More and more service companies are now handling their customer service functions from foreign countries, many in India. That’s what I have on my mind today on this Wednesday, March 25, 2009. As far as I am concerned folks are free to do whatever it is they think is best for their company’s goals and objectives. However, they don’t get to call it excellent customer service because they are the provider and the customer is the one who gets to vote on how well it works. Let me take that back. They can call it whatever they want to call it but that doesn’t make it so. You will well remember that famous comment from the 2008 Presidential campaign about putting lipstick on a pig. Lipstick or no lipstick, it’s still a pig! Recently I’ve had opportunity to engage this type of service and it helps to know in advance what you will be getting into before you dial that toll free line.
First you have to get by the elaborate maize provided by the automated stalling front end. The purpose of the automated call center is to defeat as many callers as possible thereby reducing the call activity.

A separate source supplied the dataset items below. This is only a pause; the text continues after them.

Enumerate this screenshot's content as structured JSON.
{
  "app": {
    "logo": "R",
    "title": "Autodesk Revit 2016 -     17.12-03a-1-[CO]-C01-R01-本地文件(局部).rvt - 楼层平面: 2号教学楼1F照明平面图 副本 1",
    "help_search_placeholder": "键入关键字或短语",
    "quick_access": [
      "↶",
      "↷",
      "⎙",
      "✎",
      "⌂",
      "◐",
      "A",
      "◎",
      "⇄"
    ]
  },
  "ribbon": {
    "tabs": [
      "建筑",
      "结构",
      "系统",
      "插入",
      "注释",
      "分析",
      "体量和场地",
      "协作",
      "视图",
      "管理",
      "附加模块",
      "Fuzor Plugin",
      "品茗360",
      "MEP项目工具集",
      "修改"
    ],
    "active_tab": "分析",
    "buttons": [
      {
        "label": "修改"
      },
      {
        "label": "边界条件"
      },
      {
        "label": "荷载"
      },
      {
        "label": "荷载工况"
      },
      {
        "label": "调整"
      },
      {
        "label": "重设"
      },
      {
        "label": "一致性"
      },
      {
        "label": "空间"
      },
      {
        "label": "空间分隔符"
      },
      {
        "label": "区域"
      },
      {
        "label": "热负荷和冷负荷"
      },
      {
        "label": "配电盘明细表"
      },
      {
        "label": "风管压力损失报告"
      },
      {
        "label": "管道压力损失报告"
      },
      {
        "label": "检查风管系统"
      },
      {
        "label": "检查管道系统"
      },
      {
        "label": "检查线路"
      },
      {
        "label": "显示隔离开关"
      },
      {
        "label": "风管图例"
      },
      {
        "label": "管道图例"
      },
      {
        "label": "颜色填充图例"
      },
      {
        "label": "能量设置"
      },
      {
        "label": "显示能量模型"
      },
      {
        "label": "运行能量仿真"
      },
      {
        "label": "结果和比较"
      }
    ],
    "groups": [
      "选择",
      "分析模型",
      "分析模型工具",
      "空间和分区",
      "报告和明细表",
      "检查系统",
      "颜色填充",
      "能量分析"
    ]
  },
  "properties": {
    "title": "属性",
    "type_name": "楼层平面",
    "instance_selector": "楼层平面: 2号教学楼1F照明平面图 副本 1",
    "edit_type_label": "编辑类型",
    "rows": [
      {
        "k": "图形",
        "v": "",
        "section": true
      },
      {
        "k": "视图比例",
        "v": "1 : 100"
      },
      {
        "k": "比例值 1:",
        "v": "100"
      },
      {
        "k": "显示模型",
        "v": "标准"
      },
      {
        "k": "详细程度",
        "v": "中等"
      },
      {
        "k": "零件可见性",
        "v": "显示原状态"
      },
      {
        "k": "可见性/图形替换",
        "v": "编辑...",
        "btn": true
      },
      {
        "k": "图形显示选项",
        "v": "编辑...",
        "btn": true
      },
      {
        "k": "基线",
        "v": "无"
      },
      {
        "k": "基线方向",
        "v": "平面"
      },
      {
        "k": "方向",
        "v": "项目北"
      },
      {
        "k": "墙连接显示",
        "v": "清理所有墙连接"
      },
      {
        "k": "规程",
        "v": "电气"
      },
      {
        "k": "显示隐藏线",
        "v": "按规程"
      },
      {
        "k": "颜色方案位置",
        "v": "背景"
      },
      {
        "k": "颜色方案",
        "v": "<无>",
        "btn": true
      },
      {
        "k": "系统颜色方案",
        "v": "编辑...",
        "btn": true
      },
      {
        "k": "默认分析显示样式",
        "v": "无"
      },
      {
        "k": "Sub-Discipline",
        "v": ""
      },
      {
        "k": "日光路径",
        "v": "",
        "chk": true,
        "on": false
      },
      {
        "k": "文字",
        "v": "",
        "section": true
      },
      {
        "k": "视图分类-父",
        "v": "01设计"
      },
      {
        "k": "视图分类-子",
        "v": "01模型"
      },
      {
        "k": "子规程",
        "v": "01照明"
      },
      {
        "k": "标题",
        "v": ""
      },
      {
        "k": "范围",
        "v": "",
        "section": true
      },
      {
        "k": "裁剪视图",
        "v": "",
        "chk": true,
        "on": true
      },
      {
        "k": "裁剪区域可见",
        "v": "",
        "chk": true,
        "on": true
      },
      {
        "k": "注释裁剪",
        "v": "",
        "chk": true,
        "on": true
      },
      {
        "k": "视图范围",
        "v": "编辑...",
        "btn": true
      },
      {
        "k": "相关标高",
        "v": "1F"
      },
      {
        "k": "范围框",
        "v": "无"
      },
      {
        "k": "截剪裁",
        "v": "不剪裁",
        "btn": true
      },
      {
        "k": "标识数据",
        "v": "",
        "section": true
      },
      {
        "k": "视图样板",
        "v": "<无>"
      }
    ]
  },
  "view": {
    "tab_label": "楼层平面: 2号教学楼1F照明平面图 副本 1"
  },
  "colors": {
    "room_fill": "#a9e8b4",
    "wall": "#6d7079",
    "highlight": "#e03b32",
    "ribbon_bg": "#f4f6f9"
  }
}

Whatever you say in response to its pre-programmed questions it will not recognize it and will eventually only send you to another menu. This is called a modern version of here we go loop to loop. After exhausting your options and yourself you finally get the one that you’ve waited for: Please hold why I try to connect you to a technician. Before you can savor your victory of finally getting through to a ‘real’ person, suddenly you are greeted with this high-pitched shrill voice of a person who sounds like they are doing a voice over for a travel show tour of a boat ride down the Ganges River. Hello? What? Could you say that again? Like I said before, it helps if you know this already because you can try to prepare yourself before embarking on this challenging adventure.
An older semi-retired fellow who works here at the company told me the other day about how he and his wife recently experienced this process. They have a new satellite system and it is very fancy and requires all kinds of controls, passwords, and other things they are not too ready to have to deal with. They had forgotten their base password and had to call and try to retrieve it. He and his wife put the call on the speakerphone and began their trek through the jumbled world of the technology jungle. He thought he would be best at this so she stood by in support as he began to do battle with the first set of hurdles, the automatic answering system. He kept getting louder each time the system failed to recognize his request. He said he kept saying over and over PERSON….PERSON…I want to talk to a real PERSON! His wife kept signaling for him to stay calm but he said he could feel his blood pressure rising. Bingo! It finally gave him that magical message: Please hold while I try to connect you to a technician. He was beaming as his wife sat admiring his technical savvy. Suddenly, the person came on the line and they could not understand even half of what was being said. After a couple of minutes of this, his wife jumped in and he ended up having to shush her for screaming into the speaker. I could go on but it seems the people way over there in that far away land couldn’t give them their password for security reasons but they could change the password for them but it would require them to interact using their computer. At this point, frustrated and ready to explode, my dear friend blurted out: “Can you just please tell me what channel the Astros are playing on and we will leave you alone!” Folks, you can’t make this stuff up. We have a great life don’t we? Thanks be to God who somehow puts up with us even when we get loud when talking to people across the ocean! Amen. ….More later.